Çok muhtemeldir ki ilk 6 ayın enflasyonu üzerine birkaç puanlık bir refah payı eklenecek ve öyle belirlenecek yeni asgari ücret.
Yani yüzde 25’i geçmeyen bir oran ufukta belirmiş durumda! Bu durumda 10 bin 625 TL seviyesi karşımıza çıkıyor.
Oysa beklentiler dolara çoktan endekslendi. Ve 12 bine kadar giden öngörüler yapılıyor.
Ancak oy kaygısı kısmen devrede olsa da işverenin sesine de kulak verilecek. Ve orta yol bulunacak.

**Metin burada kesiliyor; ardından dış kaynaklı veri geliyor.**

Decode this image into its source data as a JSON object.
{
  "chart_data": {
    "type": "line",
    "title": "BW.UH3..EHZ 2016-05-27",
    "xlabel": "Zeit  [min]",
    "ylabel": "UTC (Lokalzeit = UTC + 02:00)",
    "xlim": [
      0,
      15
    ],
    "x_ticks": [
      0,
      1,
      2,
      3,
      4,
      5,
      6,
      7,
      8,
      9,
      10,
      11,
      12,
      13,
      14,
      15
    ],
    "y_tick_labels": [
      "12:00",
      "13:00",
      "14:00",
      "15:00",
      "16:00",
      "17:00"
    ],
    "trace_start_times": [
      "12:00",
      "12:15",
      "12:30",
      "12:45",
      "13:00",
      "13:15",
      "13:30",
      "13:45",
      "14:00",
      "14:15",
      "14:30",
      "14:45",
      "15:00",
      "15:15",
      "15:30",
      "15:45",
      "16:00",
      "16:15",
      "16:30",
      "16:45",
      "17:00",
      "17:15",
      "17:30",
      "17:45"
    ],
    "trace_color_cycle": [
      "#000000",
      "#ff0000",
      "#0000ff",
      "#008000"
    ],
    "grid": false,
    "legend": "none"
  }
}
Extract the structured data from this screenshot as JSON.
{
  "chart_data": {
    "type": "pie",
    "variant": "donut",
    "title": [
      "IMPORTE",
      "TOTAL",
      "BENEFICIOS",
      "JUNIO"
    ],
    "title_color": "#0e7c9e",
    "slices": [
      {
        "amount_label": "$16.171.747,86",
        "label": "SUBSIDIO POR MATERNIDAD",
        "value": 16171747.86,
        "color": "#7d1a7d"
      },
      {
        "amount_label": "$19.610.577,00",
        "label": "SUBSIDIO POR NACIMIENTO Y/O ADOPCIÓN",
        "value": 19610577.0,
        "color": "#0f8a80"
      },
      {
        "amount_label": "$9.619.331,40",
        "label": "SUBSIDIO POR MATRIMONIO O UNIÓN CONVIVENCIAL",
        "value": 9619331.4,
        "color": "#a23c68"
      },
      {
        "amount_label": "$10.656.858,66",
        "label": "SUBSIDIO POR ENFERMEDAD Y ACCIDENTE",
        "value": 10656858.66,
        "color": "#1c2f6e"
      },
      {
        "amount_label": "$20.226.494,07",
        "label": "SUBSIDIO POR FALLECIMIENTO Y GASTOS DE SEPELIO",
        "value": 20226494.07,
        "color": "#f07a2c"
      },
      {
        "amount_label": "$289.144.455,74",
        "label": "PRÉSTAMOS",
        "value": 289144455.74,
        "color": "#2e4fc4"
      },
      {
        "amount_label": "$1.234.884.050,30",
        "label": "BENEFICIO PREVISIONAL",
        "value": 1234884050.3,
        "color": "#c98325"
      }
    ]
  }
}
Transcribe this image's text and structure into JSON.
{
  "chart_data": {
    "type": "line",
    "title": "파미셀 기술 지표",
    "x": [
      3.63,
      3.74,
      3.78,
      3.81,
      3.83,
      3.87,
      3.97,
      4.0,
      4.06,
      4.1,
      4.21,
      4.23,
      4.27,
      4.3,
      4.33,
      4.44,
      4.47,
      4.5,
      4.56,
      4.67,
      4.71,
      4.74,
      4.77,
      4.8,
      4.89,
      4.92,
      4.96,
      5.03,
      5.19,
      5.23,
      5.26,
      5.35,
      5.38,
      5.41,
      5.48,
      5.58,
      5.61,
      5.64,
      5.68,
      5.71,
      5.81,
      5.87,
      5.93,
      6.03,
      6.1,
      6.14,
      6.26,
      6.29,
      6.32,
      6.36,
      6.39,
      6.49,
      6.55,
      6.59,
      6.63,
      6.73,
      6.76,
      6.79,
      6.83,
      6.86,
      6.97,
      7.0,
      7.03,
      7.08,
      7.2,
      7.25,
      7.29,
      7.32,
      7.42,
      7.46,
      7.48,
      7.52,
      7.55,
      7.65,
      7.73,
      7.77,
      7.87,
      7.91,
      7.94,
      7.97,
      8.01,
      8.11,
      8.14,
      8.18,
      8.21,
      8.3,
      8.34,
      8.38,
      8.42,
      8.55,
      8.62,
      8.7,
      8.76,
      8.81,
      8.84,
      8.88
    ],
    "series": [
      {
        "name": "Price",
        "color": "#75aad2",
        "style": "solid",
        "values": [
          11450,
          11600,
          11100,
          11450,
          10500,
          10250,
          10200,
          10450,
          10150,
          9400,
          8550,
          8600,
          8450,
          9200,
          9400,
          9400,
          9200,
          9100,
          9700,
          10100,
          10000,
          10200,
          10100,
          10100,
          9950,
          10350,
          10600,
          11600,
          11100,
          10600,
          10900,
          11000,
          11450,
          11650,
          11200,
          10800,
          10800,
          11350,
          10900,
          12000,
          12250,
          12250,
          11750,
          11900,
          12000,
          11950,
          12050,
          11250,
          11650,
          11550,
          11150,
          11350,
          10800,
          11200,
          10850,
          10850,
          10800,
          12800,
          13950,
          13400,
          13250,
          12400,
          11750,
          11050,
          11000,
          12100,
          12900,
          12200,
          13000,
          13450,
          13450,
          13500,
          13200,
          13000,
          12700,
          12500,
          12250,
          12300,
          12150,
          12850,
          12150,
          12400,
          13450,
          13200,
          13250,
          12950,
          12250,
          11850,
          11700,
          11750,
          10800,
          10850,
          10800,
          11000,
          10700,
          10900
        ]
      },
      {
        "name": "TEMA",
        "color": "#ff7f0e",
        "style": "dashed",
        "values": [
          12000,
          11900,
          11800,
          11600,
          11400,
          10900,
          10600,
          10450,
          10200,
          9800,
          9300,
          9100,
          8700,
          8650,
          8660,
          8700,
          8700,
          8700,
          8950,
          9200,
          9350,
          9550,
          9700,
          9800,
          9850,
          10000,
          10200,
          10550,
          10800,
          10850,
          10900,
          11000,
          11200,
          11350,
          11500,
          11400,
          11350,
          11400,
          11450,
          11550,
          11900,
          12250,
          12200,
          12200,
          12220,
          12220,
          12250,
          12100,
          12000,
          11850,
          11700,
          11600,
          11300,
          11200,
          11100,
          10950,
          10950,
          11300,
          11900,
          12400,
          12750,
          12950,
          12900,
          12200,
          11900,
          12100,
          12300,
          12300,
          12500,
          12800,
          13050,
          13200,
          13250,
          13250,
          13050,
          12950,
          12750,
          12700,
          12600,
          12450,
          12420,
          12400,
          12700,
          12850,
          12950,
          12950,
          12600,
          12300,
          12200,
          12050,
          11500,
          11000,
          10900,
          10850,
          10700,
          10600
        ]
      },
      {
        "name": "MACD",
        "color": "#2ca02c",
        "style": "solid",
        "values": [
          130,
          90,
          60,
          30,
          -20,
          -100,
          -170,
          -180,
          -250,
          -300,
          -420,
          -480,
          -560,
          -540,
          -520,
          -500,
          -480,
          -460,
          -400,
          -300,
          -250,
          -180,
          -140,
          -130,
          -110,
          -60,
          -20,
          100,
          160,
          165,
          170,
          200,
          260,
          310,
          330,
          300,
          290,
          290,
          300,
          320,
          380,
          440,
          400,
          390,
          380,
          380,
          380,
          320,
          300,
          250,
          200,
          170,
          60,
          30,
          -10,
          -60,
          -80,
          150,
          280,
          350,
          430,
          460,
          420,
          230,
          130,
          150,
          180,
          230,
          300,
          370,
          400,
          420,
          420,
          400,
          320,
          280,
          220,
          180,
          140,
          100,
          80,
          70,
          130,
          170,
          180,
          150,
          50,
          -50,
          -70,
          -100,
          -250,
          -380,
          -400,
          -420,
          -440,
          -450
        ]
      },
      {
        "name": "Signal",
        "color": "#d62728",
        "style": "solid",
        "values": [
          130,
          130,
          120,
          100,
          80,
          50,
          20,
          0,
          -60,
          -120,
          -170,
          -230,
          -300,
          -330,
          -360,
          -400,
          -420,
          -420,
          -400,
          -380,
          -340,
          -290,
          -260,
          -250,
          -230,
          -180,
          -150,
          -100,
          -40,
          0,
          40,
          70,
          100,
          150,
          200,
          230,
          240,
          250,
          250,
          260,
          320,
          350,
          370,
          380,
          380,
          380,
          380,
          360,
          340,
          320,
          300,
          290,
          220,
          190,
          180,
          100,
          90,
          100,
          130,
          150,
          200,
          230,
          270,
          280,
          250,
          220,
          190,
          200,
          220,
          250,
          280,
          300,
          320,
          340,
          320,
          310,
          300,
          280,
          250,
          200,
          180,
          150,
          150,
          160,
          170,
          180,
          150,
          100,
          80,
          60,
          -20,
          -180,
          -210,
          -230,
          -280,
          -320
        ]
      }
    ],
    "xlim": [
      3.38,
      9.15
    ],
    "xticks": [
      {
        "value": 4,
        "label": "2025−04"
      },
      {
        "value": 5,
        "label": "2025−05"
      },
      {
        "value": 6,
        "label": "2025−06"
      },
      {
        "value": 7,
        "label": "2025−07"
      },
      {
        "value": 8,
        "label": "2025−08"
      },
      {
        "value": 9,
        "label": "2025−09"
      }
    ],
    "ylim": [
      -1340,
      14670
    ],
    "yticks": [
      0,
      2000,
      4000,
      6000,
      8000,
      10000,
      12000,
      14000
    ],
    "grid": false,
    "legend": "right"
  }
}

Neticede 11 bin TL’yi geçmeyen bir rakam ortaya çıkacak!
Çalışanların umutları yılbaşına ötelenecek…
Yerel seçimler öncesi bir zam dönemi daha var sonuçta.
Yani seçim yaklaşmışken daha dikkat çeken bir zam yapılması için fırsat da yaratılmış olacak.
Diğer taraftan sayıları 16 milyona dayanmış olan emeklilerin derdi daha başka.
Onların karşısına dikilen formüller çeşit çeşit.
Verilen sözler ise biraz karışık.
Net bir rakam telaffuz etmek kolay değil!
Ama hemen herkese her gün bir rakam telaffuz ediyor neredeyse.
Net olan bir kavram var ki yasa gereği ilk 6 ayın enflasyonu yansıtılmak zorunda.
Bildiğimiz gerçeklik bu!
O rakam da henüz net değil.
Çünkü haziran ayı enflasyonu belli olmadı henüz.
Son zamlarla beraber muhtemelen ki yüzde 5 üzeri bir rakam olması lazım.
Ancak gaz illüzyonu ve mevsimsel desteklerin yanı sıra TÜİK’in marifetli hamleleri muhtemelen ki TÜFE’nin 4’ün altında kalmasını sağlayacaktır!
İlk 5 aydaki yüzde 15’lik enflasyona 4 puan ekleyip yanına 4 puan da refah payı ekledik mi iyimser hesapla yüzde 23’e ulaşırız. Bir de 7 bin 500 TL üstü maaşlar açısından kademeli ve düzenleyici bir artışın olacağı düşünülürse iyimser hesabımız yüzde 25 – 30 bandına yükselir.
Ve unutmayalım ki devletin kasası seçim harcamaları nedeniyle hayli boş!
Zıplamaya hazırlanan enflasyon nedeniyle de para basmanın yeri ve zamanı değil.
Dolayısıyla çok yüksek hayaller pek gerçekçi değil.
Mesela en düşük emekli maaşı en iyimser tahminle 9 bin 500 lira olur.
Seçimlerin hayli yakın olacağı yılbaşındaki zamma kadar sabır istenir emekliden!
O gün geldiğinde ise emekli maaşları dolar bazında muhtemel dip yapmış olacak.